La question continue de se poser : les scores ESG représentent-ils une performance de durabilité ou des risques de durabilité ? Les communications relatives aux données se contredisent parfois dans un même document. Tant que l’incertitude planera, affirmer que les fonds qui utilisent les scores ESG dans leur stratégie sont plus durables posera clairement un problème. Réduire les risques ESG n’équivaut pas à être plus durable, ni à rechercher des résultats plus durables. Un fonds qui affiche des caractéristiques de durabilité alors que sa stratégie se concentre sur les données relatives aux risques ESG doit être clair sur cette distinction et s’assurer de la clarté des informations de son fournisseur de données.

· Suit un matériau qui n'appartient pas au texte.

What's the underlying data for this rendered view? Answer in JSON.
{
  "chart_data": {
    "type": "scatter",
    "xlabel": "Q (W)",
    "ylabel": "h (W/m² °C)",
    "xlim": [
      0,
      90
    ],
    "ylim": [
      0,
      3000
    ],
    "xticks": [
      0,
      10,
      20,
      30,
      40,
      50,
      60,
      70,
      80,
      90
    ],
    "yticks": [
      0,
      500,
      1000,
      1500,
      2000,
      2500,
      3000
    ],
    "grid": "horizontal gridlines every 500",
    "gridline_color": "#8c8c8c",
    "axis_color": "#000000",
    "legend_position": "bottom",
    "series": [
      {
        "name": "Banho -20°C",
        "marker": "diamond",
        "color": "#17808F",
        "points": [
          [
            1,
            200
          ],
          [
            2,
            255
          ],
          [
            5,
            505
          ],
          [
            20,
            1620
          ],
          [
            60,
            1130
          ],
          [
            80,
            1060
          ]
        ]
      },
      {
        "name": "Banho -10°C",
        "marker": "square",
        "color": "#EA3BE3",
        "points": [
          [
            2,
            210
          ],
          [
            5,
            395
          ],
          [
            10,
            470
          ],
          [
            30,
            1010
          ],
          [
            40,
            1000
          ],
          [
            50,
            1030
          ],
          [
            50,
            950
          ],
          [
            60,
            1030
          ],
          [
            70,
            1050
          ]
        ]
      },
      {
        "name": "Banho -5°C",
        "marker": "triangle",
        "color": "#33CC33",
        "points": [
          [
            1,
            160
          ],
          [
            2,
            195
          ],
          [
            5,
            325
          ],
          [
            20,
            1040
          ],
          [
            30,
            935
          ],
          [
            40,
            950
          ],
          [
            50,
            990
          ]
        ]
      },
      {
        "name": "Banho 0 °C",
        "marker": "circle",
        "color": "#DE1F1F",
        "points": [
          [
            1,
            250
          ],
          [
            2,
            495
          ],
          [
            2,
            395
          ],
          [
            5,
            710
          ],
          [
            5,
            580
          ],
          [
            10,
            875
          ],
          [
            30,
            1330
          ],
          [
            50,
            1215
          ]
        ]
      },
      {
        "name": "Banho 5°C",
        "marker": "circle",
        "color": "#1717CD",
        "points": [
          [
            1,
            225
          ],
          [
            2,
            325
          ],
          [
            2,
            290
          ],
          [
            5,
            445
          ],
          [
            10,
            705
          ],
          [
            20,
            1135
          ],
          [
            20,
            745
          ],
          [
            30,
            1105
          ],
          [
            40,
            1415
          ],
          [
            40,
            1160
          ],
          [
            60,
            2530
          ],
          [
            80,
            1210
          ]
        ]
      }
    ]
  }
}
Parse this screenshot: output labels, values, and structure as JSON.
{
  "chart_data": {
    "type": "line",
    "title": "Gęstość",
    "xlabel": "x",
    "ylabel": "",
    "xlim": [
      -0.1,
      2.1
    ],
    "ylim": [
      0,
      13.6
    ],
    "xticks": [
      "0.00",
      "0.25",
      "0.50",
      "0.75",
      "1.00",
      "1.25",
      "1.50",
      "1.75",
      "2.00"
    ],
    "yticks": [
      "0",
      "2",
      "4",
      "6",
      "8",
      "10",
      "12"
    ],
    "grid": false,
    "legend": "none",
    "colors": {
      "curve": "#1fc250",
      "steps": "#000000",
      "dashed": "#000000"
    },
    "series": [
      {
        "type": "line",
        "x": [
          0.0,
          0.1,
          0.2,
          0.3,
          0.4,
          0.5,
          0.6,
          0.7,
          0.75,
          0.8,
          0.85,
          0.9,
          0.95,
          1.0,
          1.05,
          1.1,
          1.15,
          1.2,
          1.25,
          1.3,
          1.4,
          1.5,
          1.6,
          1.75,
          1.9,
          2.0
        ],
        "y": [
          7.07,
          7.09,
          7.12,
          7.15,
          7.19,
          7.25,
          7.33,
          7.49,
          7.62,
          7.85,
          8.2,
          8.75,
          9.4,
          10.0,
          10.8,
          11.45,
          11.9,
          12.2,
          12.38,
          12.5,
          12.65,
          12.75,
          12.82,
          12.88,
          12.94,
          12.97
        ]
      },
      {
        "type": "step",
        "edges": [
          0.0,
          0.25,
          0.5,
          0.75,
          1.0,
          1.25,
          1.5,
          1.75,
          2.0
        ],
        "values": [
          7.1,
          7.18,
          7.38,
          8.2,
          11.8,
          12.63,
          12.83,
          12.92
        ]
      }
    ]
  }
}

5. Bannir les formulations ambiguës
Les formulations ambiguës ne sont pas conformes aux critères définis par le groupe de discussion sur les allégations commerciales environnementales, le Multi-Stakeholder Dialogue on Environmental Claims (MDEC). Des allégations telles que “Investissez et sauvez la planète” sont problématiques à la fois parce qu’elles sont ambiguës et parce qu’elles promettent des résultats d’investissement que l’investisseur ne peut pas nécessairement tenir. Les autorités réglementaires bondiraient si un gérant d’actifs affirmait : “Investissez dans notre fonds et obtenez un rendement garanti de 20 %”. “Sauver la planète” ou “réduire le changement climatique” sont des promesses qu’un investisseur ne peut pas tenir en investissant dans un fonds liquide. Ce n’est pas un problème en soit, il en va de même en matière de performances. En revanche, dans le cas des allégations commerciales relatives aux performances, les avertissements abondent, alors qu’ils sont clairement inexistants pour les allégations commerciales environnementales.